Alexandra Stréliski a offert une performance absolument sublime, jeudi soir, au Théâtre Banque Nationale.

Dans la bulle d’Alexandra Stréliski: un extraordinaire moment de douceur musicale

Les quelque 700 spectateurs réunis au Théâtre Banque Nationale ont eu droit à un moment de douceur musicale de toute beauté, jeudi soir, alors qu’Alexandra Stréliski était de passage à Chicoutimi à l’occasion de sa tournée pour l’album Inscape.

Un piano, un voile, quelques lumières : c’est tout ce dont Stréliski a besoin pour créer son univers.

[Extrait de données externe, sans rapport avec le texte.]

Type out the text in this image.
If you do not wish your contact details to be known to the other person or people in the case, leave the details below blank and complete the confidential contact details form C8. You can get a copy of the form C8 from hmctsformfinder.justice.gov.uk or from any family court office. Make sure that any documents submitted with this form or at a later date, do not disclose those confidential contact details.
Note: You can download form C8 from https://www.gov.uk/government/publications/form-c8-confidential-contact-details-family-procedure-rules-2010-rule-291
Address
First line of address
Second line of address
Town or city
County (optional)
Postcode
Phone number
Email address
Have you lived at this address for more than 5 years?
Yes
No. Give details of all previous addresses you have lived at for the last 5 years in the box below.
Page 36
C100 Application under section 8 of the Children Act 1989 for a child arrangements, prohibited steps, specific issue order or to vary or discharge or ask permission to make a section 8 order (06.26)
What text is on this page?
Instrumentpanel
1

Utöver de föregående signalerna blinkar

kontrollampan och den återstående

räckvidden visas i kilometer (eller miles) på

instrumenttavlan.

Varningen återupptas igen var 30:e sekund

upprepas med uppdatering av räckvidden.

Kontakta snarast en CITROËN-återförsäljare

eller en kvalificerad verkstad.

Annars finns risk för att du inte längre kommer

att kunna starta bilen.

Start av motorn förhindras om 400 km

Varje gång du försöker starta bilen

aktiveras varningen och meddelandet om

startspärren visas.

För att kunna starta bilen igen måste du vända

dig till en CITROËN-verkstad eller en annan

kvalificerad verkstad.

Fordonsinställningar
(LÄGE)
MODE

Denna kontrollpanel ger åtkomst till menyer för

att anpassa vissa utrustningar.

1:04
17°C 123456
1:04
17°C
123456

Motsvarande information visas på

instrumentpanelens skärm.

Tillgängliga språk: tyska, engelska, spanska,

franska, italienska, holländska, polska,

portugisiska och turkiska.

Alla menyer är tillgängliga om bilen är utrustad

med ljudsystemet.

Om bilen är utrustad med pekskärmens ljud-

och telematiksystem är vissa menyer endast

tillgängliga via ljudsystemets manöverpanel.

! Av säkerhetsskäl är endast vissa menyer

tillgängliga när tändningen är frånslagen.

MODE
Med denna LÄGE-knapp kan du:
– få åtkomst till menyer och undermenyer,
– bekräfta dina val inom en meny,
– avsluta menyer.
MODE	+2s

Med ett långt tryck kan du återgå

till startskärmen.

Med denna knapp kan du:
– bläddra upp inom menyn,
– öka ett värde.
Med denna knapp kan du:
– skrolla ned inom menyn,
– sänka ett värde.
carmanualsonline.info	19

D’abord séparée du public par un voile, elle laisse les spectateurs assister à ce qui se déroule dans son monde. « J’suis cachée », dit-elle en entrant sur scène. Blague ou pas ? Difficile à dire, puisque le voile, après une chanson, s’écarte, s’apparentant désormais aux rideaux qui encadrent la scène. C’est l’artiste qui se met en scène, et qui nous convie au spectacle.

Dans les rares moments où Alexandra Stréliski s’adresse à son public, elle fait preuve de beaucoup d’humour, déclenchant des rires à plusieurs occasions.

La compositrice-interprète se dévoile, littéralement ; quand le voile tombe, sous des applaudissements et des cris, on sent qu’on fait notre entrée dans la bulle d’Alexandra Stréliski, qu’on a désormais un accès privilégié à sa création. Le spectacle est plus qu’un concert de piano ; c’est une œuvre artistique en soi, et il est étonnant de constater à quel point une musique sans paroles réussit à en dire long, à transmettre un message.

Nombre de ceux qui étaient présents au Théâtre Banque Nationale jeudi soir connaissaient et admiraient probablement déjà Stréliski. Sa musique, qu’on la connaisse ou non, continue de venir nous chercher. Elle suscite une émotion vive, une beauté pleine de tristesse, qui rend mélancolique. Le concert est comme un temps de pause, un instant propice à penser, à se perdre dans ses réflexions. Comme si Stréliski disait « voici mon univers », tout en nous offrant un moment pour explorer le nôtre. Sa musique est celle du cinéma ; pas pour rien que Jean-Marc Vallée l’a utilisée dans Dallas Buyers Club et Big Little Lies, entre autres.

Dans les rares moments où Alexandra Stréliski s’adresse à son public, elle fait preuve de beaucoup d’humour, déclenchant des rires à plusieurs occasions. « Je sais que souvent, dans les spectacles de piano, les gens ont peur de bouger, mais vous pouvez bouger, vous moucher, tousser même. On peut prendre des moments pour tousser si vous voulez », indique-t-elle, entre deux chansons. Mentionnant qu’elle sait à quel point ça peut « avoir l’air quétaine, parce que tout le monde dit ça », elle ajoute qu’elle avait très hâte de venir au Saguenay, s’étant fait dire que « ça rockait », ici.

Alexandra Stréliski n’est peut-être pas rockeuse au premier sens du terme, mais quand on voit qu’elle réussit à intéresser une foule aussi importante à la musique néo-classique, on a envie de lui dire qu’elle aussi, elle « rock ».